Did anyone investigate whether all reporting users use LVM? It seemed so to me. Note: LVM, not RAID per se. (I use LVM with no encryption, striping, raid or whatever. Plain LVM+xfs for ease of administration).

Note that I also have the same problem now when booting into that intrepid install (using the same kernel/initramfs 2.6.28-11-generic). I can guarantee (lvm snapshot isolation) that it wasn't touched *EXCEPT* for the shared /boot partition. This narrows it to a kernel/initramfs change in the kernel for Jaunty Beta (09 aprl 2009) vs. intrepid latest kernel?

I do recall that there had been a kernel upgrade in the 'regular' updates for my intrepid box yesterday. I *have* rebooted the intrepid box without problems *after* that particular kernel update but *before* the dist-upgrade to Jaunty. I have *not* seen a smooth reboot since dist-upgrading to Jaunty.

I did also note that the dist-upgrade seems to use a deviant method of rebooting after install? It seems to bypass the BIOS and instead invoke the boot-loader code directly (no BIOS POST screens appeared). This might not play well with my hdparm settings since I auto-suspend most of my disks after some 15 seconds and this easily leads to timing issues when disks need to be awoken. However, the same issues also arise when doing cold/BIOS boots.

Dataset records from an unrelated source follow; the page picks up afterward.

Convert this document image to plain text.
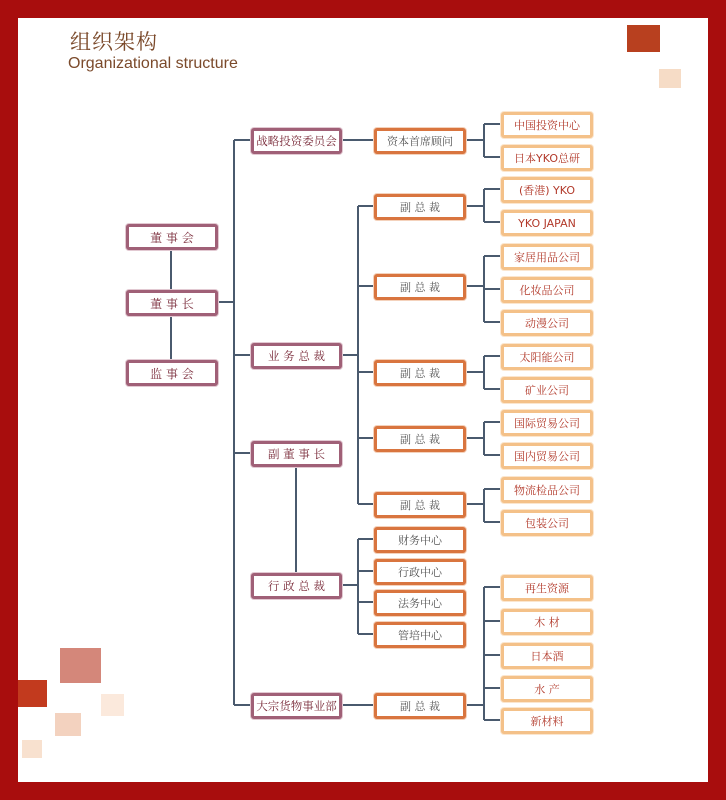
组织架构
Organizational structure
董 事 会
董 事 长
监 事 会
战略投资委员会
业 务 总 裁
副 董 事 长
行 政 总 裁
大宗货物事业部
资本首席顾问
副 总 裁
副 总 裁
副 总 裁
副 总 裁
副 总 裁
财务中心
行政中心
法务中心
管培中心
副 总 裁
中国投资中心
日本YKO总研
(香港) YKO
YKO JAPAN
家居用品公司
化妆品公司
动漫公司
太阳能公司
矿业公司
国际贸易公司
国内贸易公司
物流检品公司
包装公司
再生资源
木 材
日本酒
水 产
新材料
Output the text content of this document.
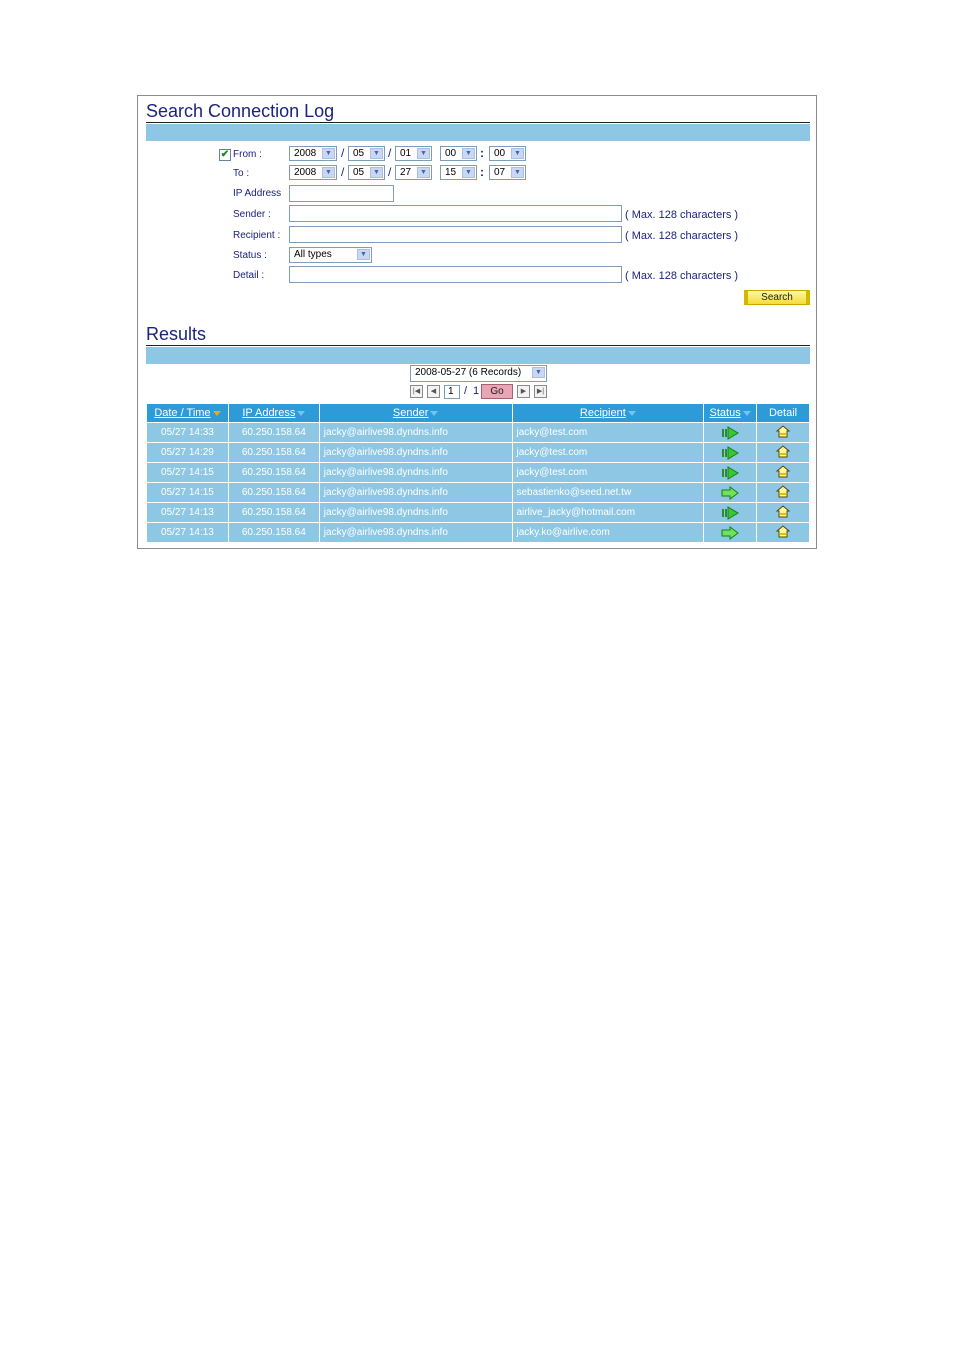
Search Connection Log
✔ From :	2008	▼ / 05	▼ / 01	▼	00	▼ : 00	▼
To :	2008	▼ / 05	▼ / 27	▼	15	▼ : 07	▼
IP Address
Sender :	( Max. 128 characters )
Recipient :	( Max. 128 characters )
Status :	All types	▼
Detail :	( Max. 128 characters )
Search
Results
2008-05-27 (6 Records)	▼
|◀	◀	1 / 1	Go	▶	▶|
Date / Time	IP Address	Sender	Recipient	Status	Detail
05/27 14:33	60.250.158.64	jacky@airlive98.dyndns.info	jacky@test.com		
05/27 14:29	60.250.158.64	jacky@airlive98.dyndns.info	jacky@test.com		
05/27 14:15	60.250.158.64	jacky@airlive98.dyndns.info	jacky@test.com		
05/27 14:15	60.250.158.64	jacky@airlive98.dyndns.info	sebastienko@seed.net.tw		
05/27 14:13	60.250.158.64	jacky@airlive98.dyndns.info	airlive_jacky@hotmail.com		
05/27 14:13	60.250.158.64	jacky@airlive98.dyndns.info	jacky.ko@airlive.com		
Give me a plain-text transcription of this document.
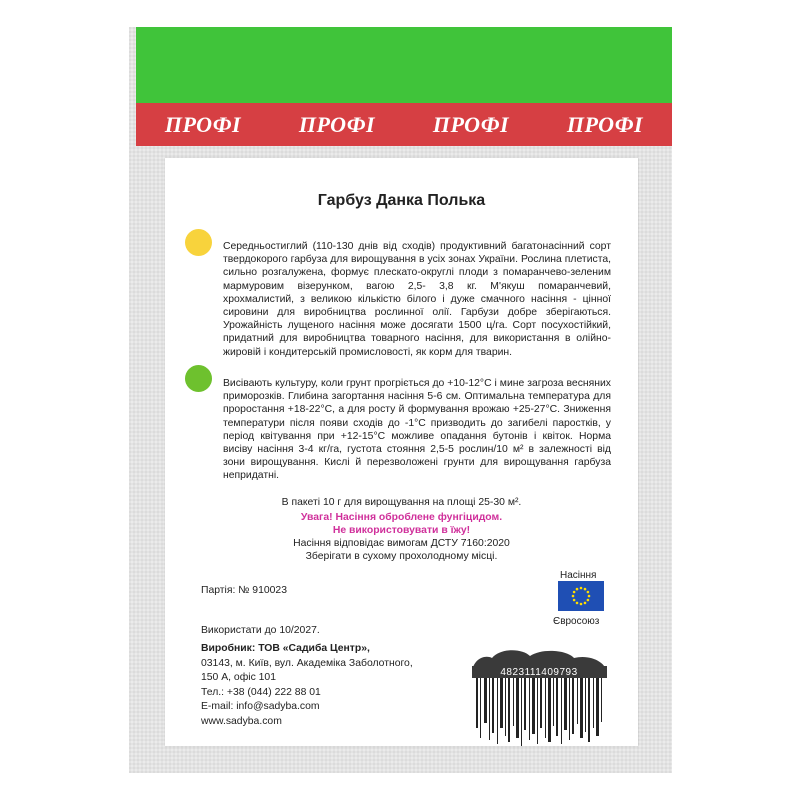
ПРОФІ	ПРОФІ	ПРОФІ	ПРОФІ
Гарбуз Данка Полька
Середньостиглий (110-130 днів від сходів) продуктивний багатонасінний сорт твердокорого гарбуза для вирощування в усіх зонах України. Рослина плетиста, сильно розгалужена, формує плескато-округлі плоди з помаранчево-зеленим мармуровим візерунком, вагою 2,5- 3,8 кг. М'якуш помаранчевий, хрохмалистий, з великою кількістю білого і дуже смачного насіння - цінної сировини для виробництва рослинної олії. Гарбузи добре зберігаються. Урожайність лущеного насіння може досягати 1500 ц/га. Сорт посухостійкий, придатний для виробництва товарного насіння, для використання в олійно-жировій і кондитерській промисловості, як корм для тварин.
Висівають культуру, коли грунт прогріється до +10-12°С і мине загроза весняних приморозків. Глибина загортання насіння 5-6 см. Оптимальна температура для проростання +18-22°С, а для росту й формування врожаю +25-27°С. Зниження температури після появи сходів до -1°С призводить до загибелі паростків, у період квітування при +12-15°С можливе опадання бутонів і квіток. Норма висіву насіння 3-4 кг/га, густота стояння 2,5-5 рослин/10 м² в залежності від зони вирощування. Кислі й перезволожені грунти для вирощування гарбуза непридатні.
В пакеті 10 г для вирощування на площі 25-30 м².
Увага! Насіння оброблене фунгіцидом.
Не використовувати в їжу!
Насіння відповідає вимогам ДСТУ 7160:2020
Зберігати в сухому прохолодному місці.
Партія: № 910023
Використати до 10/2027.
Насіння
Євросоюз
Виробник: ТОВ «Садиба Центр»,
03143, м. Київ, вул. Академіка Заболотного,
150 А, офіс 101
Тел.: +38 (044) 222 88 01
E-mail: info@sadyba.com
www.sadyba.com
4823111409793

Here is my system details:
MOBO Asus P5b Deluxe Wifi
root@hostname:~# uname -a
Linux hostname.sehe.nl 2.6.28-11-generic #41-Ubuntu SMP Wed Apr 8 04:38:53 UTC 2009 i686 GNU/Linux
root@hostname:~# lvm version
  LVM version: 2.02.39 (2008-06-27)
  Library version: 1.02.27 (2008-06-25)
  Driver version: 4.14.0
root@hostname:~# lspci
00:00.0 Host bridge: Intel Corporation 82P965/G965 Memory Controller Hub (rev 02)
00:01.0 PCI bridge: Intel Corporation 82P965/G965 PCI Express Root Port (rev 02)
00:1a.0 USB Controller: Intel Corporation 82801H (ICH8 Family) USB UHCI Controller #4 (rev 02)
00:1a.1 USB Controller: Intel Corporation 82801H (ICH8 Family) USB UHCI Controller #5 (rev 02)
00:1a.7 USB Controller: Intel Corporation 82801H (ICH8 Family) USB2 EHCI Controller #2 (rev 02)
00:1b.0 Audio device: Intel Corporation 82801H (ICH8 Family) HD Audio Controller (rev 02)
00:1c.0 PCI bridge: Intel Corporation 82801H (ICH8 Family) PCI Express Port 1 (rev 02)
00:1c.4 PCI bridge: Intel Corporation 82801H (ICH8 Family) PCI Express Port 5 (rev 02)
00:1c.5 PCI bridge: Intel Corporation 82801H (ICH8 Family) PCI Express Port 6 (rev 02)
00:1d.0 USB Controller: Intel Corporation 82801H (ICH8 Family) USB UHCI Controller #1 (rev 02)
00:1d.1 USB Controller: Intel Corporation 82801H (ICH8 Family) USB UHCI Controller #2 (rev 02)
00:1d.2 USB Controller: Intel Corporation 82801H (ICH8 Family) USB UHCI Controller #3 (rev 02)
00:1d.7 USB Controller: Intel Corporation 82801H (ICH8 Family) USB2 EHCI Controller #1 (rev 02)
00:1e.0 PCI bridge: Intel Corporation 82801 PCI Bridge (rev f2)
00:1f.0 ISA bri...

Read more...

Revision history for this message
Seth (bugs-sehe) wrote :

PS. My exact method of distupgrading was actually 'update-manager -d' in case anyone was wondering about the reboot-method thingie I mentioned

Revision history for this message
Scott Kitterman (kitterman) wrote :

No. This issue is in Intrepid too and no lvm involved.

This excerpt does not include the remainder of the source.